Massachusetts law currently permits outright prejudice, in the form of eugenic abortion, against people with Down Syndrome. Without question, it is a law that degrades human personality. And therefore it is unjust. That is why Massachusetts Citizens for Life drafted and filed H. 2409, An Act related to unborn victims of Down syndrome. If passed, this legislation would prevent a physician from performing an abortion, if he or she knows that the fetus has been diagnosed with Down syndrome.

A 2016 Planned Parenthood fact sheet supports my assertion of injustice. On page 15, in reference to “flaws” of the organization’s founder, Margaret Sanger, you’ll read that, “she also extended some opinions that clearly expressed ableism and exclusion … The history of ableism in America is an issue we must all address — including at Planned Parenthood. It is important that we understand our collective history and the legacy it leaves on those still impacted by an unjust system. We also believe that the way to move forward is to acknowledge Sanger’s wrongdoings … and continue to address ableism … outside or inside our organization.”

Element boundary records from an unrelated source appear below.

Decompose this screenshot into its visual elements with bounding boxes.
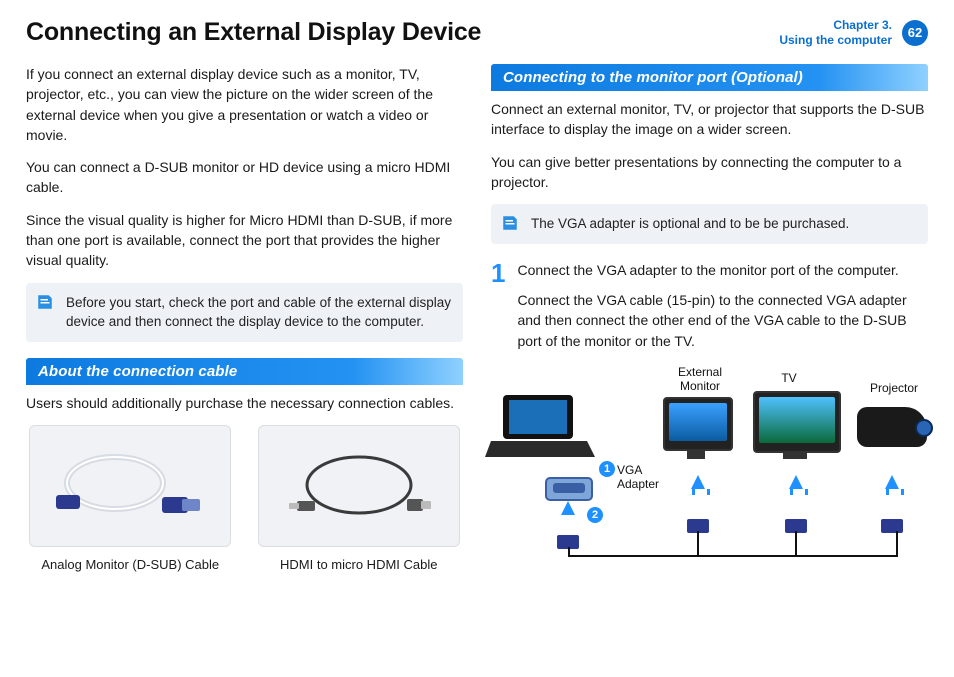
step-number: 1 <box>491 260 505 361</box>
step-body: Connect the VGA adapter to the monitor p… <box>517 260 928 361</box>
wire <box>697 531 699 557</box>
intro-paragraph: If you connect an external display devic… <box>26 64 463 145</box>
note-text: Before you start, check the port and cab… <box>66 295 451 330</box>
vga-adapter-icon <box>545 477 593 501</box>
note-icon <box>501 214 519 232</box>
arrow-icon <box>885 475 899 489</box>
numbered-step: 1 Connect the VGA adapter to the monitor… <box>491 260 928 361</box>
step-paragraph: Connect the VGA adapter to the monitor p… <box>517 260 928 280</box>
monitor-stand <box>687 449 705 459</box>
note-icon <box>36 293 54 311</box>
connection-diagram: External Monitor TV Projector <box>491 369 931 569</box>
monitor-icon <box>663 397 733 451</box>
projector-icon <box>857 407 927 447</box>
chapter-number: Chapter 3. <box>833 18 892 33</box>
arrow-tail <box>886 489 904 495</box>
section-body: Users should additionally purchase the n… <box>26 393 463 413</box>
diagram-label-vga: VGA Adapter <box>617 463 677 491</box>
cable-image <box>29 425 231 547</box>
chapter-name: Using the computer <box>779 33 892 48</box>
arrow-icon <box>789 475 803 489</box>
wire <box>568 555 898 557</box>
page-title: Connecting an External Display Device <box>26 18 481 47</box>
wire <box>896 531 898 557</box>
arrow-tail <box>692 489 710 495</box>
cable-caption: HDMI to micro HDMI Cable <box>280 557 437 572</box>
arrow-tail <box>790 489 808 495</box>
chapter-crumb: Chapter 3. Using the computer 62 <box>779 18 928 48</box>
section-heading: About the connection cable <box>26 358 463 385</box>
info-note: The VGA adapter is optional and to be be… <box>491 204 928 244</box>
diagram-label-projector: Projector <box>859 381 929 395</box>
left-column: If you connect an external display devic… <box>26 64 463 572</box>
arrow-icon <box>691 475 705 489</box>
tv-icon <box>753 391 841 453</box>
arrow-icon <box>561 501 575 515</box>
section-paragraph: You can give better presentations by con… <box>491 152 928 193</box>
cable-item: Analog Monitor (D-SUB) Cable <box>26 425 235 572</box>
page-number-badge: 62 <box>902 20 928 46</box>
diagram-label-tv: TV <box>769 371 809 385</box>
diagram-marker-1: 1 <box>599 461 615 477</box>
tv-stand <box>783 451 807 459</box>
step-paragraph: Connect the VGA cable (15-pin) to the co… <box>517 290 928 351</box>
note-text: The VGA adapter is optional and to be be… <box>531 216 849 231</box>
dsub-cable-icon <box>50 441 210 531</box>
manual-page: Connecting an External Display Device Ch… <box>0 0 954 677</box>
cable-image <box>258 425 460 547</box>
hdmi-cable-icon <box>279 441 439 531</box>
cable-gallery: Analog Monitor (D-SUB) Cable HDMI to mic… <box>26 425 463 572</box>
wire <box>795 531 797 557</box>
cable-item: HDMI to micro HDMI Cable <box>255 425 464 572</box>
vga-plug-icon <box>881 519 903 533</box>
page-header: Connecting an External Display Device Ch… <box>26 18 928 48</box>
intro-paragraph: You can connect a D-SUB monitor or HD de… <box>26 157 463 198</box>
diagram-label-monitor: External Monitor <box>665 365 735 393</box>
content-columns: If you connect an external display devic… <box>26 64 928 572</box>
info-note: Before you start, check the port and cab… <box>26 283 463 342</box>
cable-caption: Analog Monitor (D-SUB) Cable <box>41 557 219 572</box>
diagram-marker-2: 2 <box>587 507 603 523</box>
section-heading: Connecting to the monitor port (Optional… <box>491 64 928 91</box>
intro-paragraph: Since the visual quality is higher for M… <box>26 210 463 271</box>
section-paragraph: Connect an external monitor, TV, or proj… <box>491 99 928 140</box>
laptop-icon <box>485 391 595 465</box>
right-column: Connecting to the monitor port (Optional… <box>491 64 928 572</box>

On Monday, June 7, the Joint Committee on Public Health held a hearing on H.2409. In my testimony, I asked our legislators to consider a hypothetical “nay” vote on this bill. The result of such opposition:  A faulty step onto a slippery slope toward widespread, culturally-acceptable, subjective discrimination against, well, everything. Just imagine, I asked, what further discrimination we might soon allow, when advances in genetic testing reveal the likelihood of brown eyes, nearsightedness, curly hair, or homosexuality?

I had the opportunity to revisit Boston’s Holocaust Memorial a few weeks ago. An inscription asks visitors to “recognize the danger and evil that are possible whenever one group persecutes another” and to “know that wherever prejudice, discrimination, and victimization are tolerated, evil like the Holocaust can happen again.”

On behalf of Jenny, Larry, others with Down syndrome, and their families, I urge you to call or email members of the Joint Committee on Public Health and ask them to support H.2409 in order to protect people, in this case those yet to be born, who have Down syndrome. For committee members to do otherwise is to support continued discrimination.


Myrna Maloney Flynn is a communications practitioner with leadership experience in marketing, broadcasting, nonprofit development, and education. She serves as Chief Marketing & Communications Officer at Montrose School in Medfield, Massachusetts. She is also the President of Massachusetts Citizens for Life.  This article is based in part on the text of her testimony on Monday, June 7, 2021 before the Massachusetts Legislature’s Joint Committee on Public Health.